Vous est-il déjà arrivé d'être sollicité afin de publier un article dans une revue scientifique, avec promesse de publication dans des délais exceptionnels? Ou alors, peut-être une maison d'édition académique vous a-t-elle offert de publier gratuitement votre thèse de doctorat, puis de diffuser celle-ci largement dans des catalogues de librairies en ligne? Ces occasions vous ont-elles semblées trop belles pour être vraies?

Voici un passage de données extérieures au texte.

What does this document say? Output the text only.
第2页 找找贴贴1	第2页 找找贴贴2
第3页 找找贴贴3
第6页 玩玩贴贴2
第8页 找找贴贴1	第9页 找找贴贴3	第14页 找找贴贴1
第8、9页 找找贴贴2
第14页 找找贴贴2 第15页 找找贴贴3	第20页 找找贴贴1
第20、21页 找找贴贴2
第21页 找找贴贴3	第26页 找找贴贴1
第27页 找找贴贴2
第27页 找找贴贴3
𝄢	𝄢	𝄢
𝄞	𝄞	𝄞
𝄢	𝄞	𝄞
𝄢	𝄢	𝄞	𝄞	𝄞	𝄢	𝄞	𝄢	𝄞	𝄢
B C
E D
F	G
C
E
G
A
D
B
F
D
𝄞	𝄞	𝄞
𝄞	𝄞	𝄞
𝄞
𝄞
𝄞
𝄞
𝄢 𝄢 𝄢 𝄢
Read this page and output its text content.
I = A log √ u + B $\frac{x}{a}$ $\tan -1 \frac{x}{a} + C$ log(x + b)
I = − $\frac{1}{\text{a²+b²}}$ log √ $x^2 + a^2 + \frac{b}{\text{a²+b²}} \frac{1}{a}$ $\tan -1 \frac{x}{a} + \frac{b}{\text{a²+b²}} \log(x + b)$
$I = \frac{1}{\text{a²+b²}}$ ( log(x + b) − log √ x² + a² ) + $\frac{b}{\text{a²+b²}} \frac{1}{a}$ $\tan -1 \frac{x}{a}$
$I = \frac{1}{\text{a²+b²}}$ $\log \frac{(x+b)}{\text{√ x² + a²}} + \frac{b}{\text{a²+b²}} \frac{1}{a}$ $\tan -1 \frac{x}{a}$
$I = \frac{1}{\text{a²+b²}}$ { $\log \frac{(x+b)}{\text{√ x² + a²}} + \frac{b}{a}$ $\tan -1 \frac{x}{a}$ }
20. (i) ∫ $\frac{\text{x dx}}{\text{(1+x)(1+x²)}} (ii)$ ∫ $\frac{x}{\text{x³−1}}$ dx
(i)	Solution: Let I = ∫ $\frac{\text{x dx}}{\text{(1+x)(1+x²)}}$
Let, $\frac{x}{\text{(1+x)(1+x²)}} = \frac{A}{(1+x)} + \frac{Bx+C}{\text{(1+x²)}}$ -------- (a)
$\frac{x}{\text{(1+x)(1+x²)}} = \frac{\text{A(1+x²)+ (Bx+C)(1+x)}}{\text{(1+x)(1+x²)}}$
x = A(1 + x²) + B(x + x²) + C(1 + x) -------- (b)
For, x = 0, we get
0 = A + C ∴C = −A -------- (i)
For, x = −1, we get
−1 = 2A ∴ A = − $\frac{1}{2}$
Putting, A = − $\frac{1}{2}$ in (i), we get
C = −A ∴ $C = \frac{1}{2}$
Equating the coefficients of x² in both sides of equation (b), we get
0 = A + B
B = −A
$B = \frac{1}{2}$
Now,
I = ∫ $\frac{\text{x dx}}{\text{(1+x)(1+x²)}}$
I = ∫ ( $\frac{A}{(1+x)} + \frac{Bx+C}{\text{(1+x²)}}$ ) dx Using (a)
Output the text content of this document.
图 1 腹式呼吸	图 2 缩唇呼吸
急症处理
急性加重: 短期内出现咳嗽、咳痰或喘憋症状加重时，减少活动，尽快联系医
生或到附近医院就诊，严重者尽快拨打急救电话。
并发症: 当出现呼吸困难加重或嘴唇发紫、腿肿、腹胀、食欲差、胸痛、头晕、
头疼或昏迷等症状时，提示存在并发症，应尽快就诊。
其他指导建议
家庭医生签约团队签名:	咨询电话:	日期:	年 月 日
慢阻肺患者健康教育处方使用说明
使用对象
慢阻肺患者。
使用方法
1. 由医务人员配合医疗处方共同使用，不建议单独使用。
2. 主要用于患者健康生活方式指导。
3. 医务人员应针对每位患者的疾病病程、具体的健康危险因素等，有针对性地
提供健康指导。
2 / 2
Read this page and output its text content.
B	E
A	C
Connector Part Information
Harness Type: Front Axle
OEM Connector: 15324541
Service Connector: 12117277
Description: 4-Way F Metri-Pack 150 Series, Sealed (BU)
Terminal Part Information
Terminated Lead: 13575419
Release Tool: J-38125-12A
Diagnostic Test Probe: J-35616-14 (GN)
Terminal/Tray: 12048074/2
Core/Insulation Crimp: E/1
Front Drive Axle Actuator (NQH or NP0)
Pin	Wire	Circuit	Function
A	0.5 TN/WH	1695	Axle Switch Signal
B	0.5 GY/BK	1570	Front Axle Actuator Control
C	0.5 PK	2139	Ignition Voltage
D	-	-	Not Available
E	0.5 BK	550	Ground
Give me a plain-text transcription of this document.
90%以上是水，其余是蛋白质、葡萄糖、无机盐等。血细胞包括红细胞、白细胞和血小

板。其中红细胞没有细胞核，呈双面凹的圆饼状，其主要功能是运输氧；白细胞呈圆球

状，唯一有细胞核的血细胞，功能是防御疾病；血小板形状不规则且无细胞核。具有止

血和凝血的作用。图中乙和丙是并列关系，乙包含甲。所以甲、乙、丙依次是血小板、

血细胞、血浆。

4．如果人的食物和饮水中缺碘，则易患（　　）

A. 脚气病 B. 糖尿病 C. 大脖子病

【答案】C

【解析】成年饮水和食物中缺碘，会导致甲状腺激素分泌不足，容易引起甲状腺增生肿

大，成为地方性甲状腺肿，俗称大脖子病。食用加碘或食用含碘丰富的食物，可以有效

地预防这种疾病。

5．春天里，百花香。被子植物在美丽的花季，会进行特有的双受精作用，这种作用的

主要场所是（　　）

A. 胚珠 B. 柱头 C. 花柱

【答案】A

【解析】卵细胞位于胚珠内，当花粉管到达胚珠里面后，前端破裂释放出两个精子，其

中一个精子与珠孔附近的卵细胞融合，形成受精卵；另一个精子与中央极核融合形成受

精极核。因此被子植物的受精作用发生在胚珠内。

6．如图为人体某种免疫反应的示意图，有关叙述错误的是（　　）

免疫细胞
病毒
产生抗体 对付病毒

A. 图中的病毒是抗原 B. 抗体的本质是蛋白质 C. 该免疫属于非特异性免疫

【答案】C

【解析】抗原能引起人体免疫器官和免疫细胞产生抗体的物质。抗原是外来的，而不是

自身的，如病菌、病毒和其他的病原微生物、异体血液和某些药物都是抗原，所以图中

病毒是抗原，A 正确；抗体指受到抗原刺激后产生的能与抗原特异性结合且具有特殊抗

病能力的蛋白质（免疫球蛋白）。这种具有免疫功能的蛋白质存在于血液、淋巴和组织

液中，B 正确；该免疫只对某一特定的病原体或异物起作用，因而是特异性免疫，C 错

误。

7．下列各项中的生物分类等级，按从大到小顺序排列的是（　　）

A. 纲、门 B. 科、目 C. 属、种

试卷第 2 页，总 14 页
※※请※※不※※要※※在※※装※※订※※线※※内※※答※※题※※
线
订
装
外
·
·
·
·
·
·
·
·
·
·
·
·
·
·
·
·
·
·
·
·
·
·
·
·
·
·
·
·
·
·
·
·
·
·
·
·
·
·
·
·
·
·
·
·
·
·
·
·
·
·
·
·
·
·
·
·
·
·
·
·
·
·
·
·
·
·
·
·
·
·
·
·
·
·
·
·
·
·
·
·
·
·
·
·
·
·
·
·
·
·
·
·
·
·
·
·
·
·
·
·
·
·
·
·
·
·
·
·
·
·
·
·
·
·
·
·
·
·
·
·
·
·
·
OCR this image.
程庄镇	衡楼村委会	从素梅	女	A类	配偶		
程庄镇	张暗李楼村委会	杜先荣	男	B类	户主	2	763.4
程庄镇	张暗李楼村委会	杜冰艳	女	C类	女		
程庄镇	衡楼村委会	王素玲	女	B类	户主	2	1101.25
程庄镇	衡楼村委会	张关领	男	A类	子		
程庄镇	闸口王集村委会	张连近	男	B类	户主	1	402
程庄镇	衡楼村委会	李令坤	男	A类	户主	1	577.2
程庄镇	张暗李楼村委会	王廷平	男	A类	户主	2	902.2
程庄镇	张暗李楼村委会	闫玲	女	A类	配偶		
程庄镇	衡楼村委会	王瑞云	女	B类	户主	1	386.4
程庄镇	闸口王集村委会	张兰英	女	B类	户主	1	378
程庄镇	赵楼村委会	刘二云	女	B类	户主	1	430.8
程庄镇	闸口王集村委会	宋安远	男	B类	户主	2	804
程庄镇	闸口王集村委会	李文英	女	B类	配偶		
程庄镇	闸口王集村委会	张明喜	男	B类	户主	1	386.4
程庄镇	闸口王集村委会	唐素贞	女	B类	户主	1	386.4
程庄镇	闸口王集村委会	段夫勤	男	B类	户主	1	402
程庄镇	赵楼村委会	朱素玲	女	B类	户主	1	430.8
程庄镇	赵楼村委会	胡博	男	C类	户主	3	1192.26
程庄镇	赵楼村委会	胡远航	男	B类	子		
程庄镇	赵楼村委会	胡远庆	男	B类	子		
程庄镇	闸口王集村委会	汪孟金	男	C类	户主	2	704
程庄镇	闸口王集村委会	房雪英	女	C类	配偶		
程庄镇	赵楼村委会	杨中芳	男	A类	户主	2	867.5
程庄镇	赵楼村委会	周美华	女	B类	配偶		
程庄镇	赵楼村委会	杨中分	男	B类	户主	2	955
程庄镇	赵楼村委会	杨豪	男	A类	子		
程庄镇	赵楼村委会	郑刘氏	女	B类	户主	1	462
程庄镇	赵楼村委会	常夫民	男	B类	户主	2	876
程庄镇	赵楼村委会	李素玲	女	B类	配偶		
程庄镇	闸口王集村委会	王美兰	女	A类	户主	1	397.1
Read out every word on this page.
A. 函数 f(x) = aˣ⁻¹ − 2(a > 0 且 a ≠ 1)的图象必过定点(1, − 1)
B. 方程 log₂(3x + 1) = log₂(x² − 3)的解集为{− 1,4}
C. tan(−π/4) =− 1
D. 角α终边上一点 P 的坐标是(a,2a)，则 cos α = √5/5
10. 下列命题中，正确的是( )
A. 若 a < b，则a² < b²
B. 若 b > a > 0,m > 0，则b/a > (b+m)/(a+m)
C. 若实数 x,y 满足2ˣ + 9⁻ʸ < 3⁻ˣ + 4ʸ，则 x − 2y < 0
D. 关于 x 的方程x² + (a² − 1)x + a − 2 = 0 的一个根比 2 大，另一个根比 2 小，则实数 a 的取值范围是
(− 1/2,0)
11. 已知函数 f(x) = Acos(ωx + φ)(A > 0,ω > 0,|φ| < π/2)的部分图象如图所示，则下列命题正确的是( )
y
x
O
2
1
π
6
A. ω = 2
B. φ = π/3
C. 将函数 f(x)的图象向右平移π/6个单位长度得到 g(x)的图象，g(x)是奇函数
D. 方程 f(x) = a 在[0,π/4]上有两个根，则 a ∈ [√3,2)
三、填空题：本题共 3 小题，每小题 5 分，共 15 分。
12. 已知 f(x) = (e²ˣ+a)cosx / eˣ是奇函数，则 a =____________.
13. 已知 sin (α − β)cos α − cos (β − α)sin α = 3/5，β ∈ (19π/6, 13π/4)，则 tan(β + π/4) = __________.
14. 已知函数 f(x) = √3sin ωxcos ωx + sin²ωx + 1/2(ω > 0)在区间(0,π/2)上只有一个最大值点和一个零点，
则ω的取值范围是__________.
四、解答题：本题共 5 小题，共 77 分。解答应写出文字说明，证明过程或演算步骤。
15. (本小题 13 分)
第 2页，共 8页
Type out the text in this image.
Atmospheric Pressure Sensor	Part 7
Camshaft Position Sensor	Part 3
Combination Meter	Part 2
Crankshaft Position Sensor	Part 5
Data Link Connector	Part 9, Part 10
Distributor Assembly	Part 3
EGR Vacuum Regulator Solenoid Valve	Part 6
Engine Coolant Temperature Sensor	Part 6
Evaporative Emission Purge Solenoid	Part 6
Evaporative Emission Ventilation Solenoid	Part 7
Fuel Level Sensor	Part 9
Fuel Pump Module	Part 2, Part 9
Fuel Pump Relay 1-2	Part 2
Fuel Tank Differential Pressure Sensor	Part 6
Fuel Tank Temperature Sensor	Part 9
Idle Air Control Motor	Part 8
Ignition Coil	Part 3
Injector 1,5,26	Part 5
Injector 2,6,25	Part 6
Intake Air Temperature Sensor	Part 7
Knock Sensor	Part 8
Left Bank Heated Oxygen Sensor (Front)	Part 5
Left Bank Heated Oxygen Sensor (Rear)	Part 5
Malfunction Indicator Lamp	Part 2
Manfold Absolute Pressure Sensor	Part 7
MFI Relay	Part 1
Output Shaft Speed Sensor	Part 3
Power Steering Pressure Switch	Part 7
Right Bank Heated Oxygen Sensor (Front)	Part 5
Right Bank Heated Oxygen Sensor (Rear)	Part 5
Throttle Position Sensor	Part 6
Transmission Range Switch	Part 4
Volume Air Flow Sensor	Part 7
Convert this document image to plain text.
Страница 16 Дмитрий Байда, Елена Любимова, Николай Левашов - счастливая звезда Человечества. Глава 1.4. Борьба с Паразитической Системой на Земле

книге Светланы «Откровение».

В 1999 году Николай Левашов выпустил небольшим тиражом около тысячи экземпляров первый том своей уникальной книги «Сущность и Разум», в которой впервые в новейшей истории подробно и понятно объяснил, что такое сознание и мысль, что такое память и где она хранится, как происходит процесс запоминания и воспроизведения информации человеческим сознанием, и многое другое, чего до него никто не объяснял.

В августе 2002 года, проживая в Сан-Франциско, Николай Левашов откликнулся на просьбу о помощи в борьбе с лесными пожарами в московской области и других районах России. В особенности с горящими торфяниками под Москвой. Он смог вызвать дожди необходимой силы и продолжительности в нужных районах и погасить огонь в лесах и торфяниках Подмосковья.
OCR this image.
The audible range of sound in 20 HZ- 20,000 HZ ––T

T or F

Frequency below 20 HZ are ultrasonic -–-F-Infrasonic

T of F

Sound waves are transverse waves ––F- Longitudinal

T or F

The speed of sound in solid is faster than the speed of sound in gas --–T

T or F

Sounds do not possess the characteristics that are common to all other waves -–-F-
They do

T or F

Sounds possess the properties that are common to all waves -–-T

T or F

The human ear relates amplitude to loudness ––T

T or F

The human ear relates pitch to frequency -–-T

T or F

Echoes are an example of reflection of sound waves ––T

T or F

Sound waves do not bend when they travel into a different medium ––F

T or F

Depuis quelques années, de nombreux chercheurs ont été sollicités par des éditeurs, souvent qualifiés de « prédateurs », afin de publier les résultats de leurs recherches dans des conditions qui défient les règles habituelles de la publication scientifique. Ces sollicitations se présentent généralement sous forme de courriel au ton flatteur, encensant les travaux précédents du chercheur, avant d'offrir à celui-ci de publier les résultats de sa recherche pour le compte de l'éditeur. Ces offres peuvent sembler alléchantes, mais il importe d'être vigilant lorsque de telles occasions se présentent. Sans être nécessairement frauduleuses, les pratiques de ces éditeurs s'avèrent généralement peu orthodoxes par rapport aux normes de publication scientifique, et peuvent ainsi nuire à votre crédibilité de chercheur.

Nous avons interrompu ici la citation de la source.